В первую очередь, конечно, собирается обратная связь о получении крестьянами продовольственной помощи. С этим порядок — десяток арестов в самом начале кампании и усиленный контроль от моих эмиссаров позволяют минимизировать «попилы».
Дальше наступает черед более глобальных вопросов, и здесь же крестьянин «запирается», выражая на словах уверенность в центральной власти и повторяя «мое дело хлеб растить, а остальное мне не по уму».
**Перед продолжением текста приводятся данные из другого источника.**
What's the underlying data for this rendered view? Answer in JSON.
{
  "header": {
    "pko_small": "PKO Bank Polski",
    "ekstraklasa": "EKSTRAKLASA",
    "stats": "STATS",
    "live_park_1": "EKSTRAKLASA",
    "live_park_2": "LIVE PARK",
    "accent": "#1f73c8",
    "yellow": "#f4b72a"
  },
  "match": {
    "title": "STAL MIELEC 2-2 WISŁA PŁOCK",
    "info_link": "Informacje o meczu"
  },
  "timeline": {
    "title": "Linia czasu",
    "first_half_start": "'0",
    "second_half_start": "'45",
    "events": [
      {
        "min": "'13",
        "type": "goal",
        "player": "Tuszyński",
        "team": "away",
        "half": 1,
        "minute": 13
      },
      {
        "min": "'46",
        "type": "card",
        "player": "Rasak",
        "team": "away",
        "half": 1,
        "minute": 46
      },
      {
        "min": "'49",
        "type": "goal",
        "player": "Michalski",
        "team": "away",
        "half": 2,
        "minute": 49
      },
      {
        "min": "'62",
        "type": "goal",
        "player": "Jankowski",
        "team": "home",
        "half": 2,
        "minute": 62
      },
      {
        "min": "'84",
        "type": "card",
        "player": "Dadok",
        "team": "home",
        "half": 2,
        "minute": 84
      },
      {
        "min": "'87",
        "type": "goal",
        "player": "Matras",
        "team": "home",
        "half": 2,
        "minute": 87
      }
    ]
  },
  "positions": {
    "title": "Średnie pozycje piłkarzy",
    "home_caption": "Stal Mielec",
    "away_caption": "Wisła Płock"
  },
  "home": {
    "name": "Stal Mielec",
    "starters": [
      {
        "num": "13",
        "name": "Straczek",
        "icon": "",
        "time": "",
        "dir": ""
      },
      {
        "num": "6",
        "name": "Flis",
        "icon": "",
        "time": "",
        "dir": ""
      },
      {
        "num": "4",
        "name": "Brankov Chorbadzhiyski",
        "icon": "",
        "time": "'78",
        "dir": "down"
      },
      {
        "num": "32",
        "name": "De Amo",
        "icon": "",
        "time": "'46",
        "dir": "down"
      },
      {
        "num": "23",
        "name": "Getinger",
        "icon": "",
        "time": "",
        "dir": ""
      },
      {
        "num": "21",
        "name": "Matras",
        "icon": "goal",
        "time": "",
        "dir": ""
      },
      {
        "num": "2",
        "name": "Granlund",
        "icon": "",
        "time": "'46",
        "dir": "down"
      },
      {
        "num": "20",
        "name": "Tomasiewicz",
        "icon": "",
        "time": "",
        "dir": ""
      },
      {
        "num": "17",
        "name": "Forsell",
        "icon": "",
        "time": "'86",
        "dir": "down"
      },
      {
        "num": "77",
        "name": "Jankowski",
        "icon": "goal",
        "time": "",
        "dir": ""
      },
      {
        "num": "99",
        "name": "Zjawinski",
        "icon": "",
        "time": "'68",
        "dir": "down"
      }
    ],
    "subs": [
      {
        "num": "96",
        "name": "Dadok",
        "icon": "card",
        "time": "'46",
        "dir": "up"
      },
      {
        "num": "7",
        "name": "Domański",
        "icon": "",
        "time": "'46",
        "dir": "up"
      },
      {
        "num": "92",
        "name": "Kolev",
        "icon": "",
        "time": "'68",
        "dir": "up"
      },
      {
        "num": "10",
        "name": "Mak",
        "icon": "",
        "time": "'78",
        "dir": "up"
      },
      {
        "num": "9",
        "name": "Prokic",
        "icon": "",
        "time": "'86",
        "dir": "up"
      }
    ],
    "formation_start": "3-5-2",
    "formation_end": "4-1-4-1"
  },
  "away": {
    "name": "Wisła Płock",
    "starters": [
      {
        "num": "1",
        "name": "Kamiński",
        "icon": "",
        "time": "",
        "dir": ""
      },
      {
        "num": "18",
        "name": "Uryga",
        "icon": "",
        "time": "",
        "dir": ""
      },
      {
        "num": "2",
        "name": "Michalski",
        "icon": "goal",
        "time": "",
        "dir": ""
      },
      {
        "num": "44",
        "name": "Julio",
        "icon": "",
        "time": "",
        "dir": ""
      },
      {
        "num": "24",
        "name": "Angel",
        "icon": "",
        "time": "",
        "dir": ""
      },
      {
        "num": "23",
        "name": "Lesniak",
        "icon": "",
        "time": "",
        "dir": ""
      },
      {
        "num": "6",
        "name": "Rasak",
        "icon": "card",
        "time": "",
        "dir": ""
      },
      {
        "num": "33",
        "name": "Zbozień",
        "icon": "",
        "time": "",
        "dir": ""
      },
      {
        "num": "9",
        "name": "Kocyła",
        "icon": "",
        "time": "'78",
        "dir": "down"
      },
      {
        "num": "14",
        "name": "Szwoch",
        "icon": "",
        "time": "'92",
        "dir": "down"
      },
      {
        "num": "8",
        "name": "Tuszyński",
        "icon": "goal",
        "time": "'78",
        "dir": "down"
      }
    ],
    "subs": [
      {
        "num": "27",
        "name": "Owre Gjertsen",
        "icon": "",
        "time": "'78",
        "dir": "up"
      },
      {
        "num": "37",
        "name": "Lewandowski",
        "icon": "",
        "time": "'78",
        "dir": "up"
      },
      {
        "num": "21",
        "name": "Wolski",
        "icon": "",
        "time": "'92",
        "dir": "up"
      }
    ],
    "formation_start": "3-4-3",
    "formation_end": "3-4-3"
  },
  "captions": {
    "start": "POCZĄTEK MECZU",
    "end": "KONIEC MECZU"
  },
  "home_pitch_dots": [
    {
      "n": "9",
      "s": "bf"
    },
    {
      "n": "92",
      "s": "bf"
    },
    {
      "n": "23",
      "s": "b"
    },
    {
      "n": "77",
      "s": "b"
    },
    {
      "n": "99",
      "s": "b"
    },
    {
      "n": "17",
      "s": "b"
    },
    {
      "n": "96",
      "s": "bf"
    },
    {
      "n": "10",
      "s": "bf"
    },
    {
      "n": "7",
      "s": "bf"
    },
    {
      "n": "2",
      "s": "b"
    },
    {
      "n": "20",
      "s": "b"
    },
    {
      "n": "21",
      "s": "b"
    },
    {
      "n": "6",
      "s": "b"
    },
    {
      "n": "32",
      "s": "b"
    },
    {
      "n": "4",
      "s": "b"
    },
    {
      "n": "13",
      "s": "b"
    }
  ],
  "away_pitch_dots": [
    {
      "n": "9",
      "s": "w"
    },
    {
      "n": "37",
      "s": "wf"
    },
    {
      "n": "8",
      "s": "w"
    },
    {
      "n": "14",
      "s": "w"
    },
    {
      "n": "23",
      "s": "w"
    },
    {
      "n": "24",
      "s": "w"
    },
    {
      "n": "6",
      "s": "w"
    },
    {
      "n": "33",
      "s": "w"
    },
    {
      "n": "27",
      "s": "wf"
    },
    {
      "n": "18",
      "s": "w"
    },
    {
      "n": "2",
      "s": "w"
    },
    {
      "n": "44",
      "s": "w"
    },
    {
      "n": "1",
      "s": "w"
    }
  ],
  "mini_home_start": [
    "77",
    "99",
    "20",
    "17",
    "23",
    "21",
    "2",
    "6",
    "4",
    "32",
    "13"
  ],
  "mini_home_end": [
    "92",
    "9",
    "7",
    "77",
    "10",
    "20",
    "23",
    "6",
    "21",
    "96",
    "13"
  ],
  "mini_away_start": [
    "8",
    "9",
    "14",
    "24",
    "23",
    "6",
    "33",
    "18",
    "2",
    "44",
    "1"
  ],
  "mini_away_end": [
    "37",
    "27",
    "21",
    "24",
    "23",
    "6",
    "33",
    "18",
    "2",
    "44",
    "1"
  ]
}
Сборщик статистики какое-то время добросовестно записывает отмазки, а потом начинает качать головой и вздыхать — крестьянину от этого становится страшно, и дальше он слушает с усиленным вниманием. Слушает заготовленную и заученную речь:
— Вот ты, Николай Семеныч, хозяин крепкий — дом у тебя справный, на подворье порядок, сыновья с бабой у тебя как шелковые. Вот и Его Императорское Высочество, Георгий наш Александрович, такой же хозяин — крепко страну нынче держит, порядок наводит. Только сидит он далеко, сам за всем пригляд держать не может, вот и присылает меня да товарищей моих. Мы — его глаза и уши. Вот поговорю я с тобою, потом — с соседями твоими. Вы мне одно и то же расскажете — все, мол, слава Богу. Принесу я Его Высочеству отчет, он посмотрит, порадуется тому, что все в вашем селе хорошо, и отчет отправит пылиться в архив. Потому как нет для него работы здесь — мужики всем довольны. А ежели ты да соседи твои, Николай Семеныч, правду мне расскажите о том что вас гложет и беспокоит, где кто делишками грязными занят, где чиновники здешние недосмотрели за порядком — вот тогда Его Высочество отчет со всем вниманием изучит да с проблемами разберется. Потому что он, Николай Семеныч, такой же хозяин, как и ты!
Работает не на всех и не всегда, но полученные таким способом данные во всей своей суровой и печальной неприглядности радикально отличаются от предыдущих «пустышек». Не верят мне мужики. Мне от этого грустно, но нужно смотреть правде в лицо: я пока ничего не сделал такого, что улучшит крестьянскую долю. За исключением продовольственной помощи и ряда косвенных вмешательств — переселение народа, освобождение зоны «недорода» от податей на три года и некоторое количество крестьянских ребят, которые получают или станут получать образование в новых и старых, но расширенных школах с казенным обедом. Это крестьян радует, но хотелось бы большего. Ерунда, через десяток лет все сильно изменится, и ненавидеть меня будут лишь те, чьи родственники не вернутся с войны — здесь уже ничего не попишешь.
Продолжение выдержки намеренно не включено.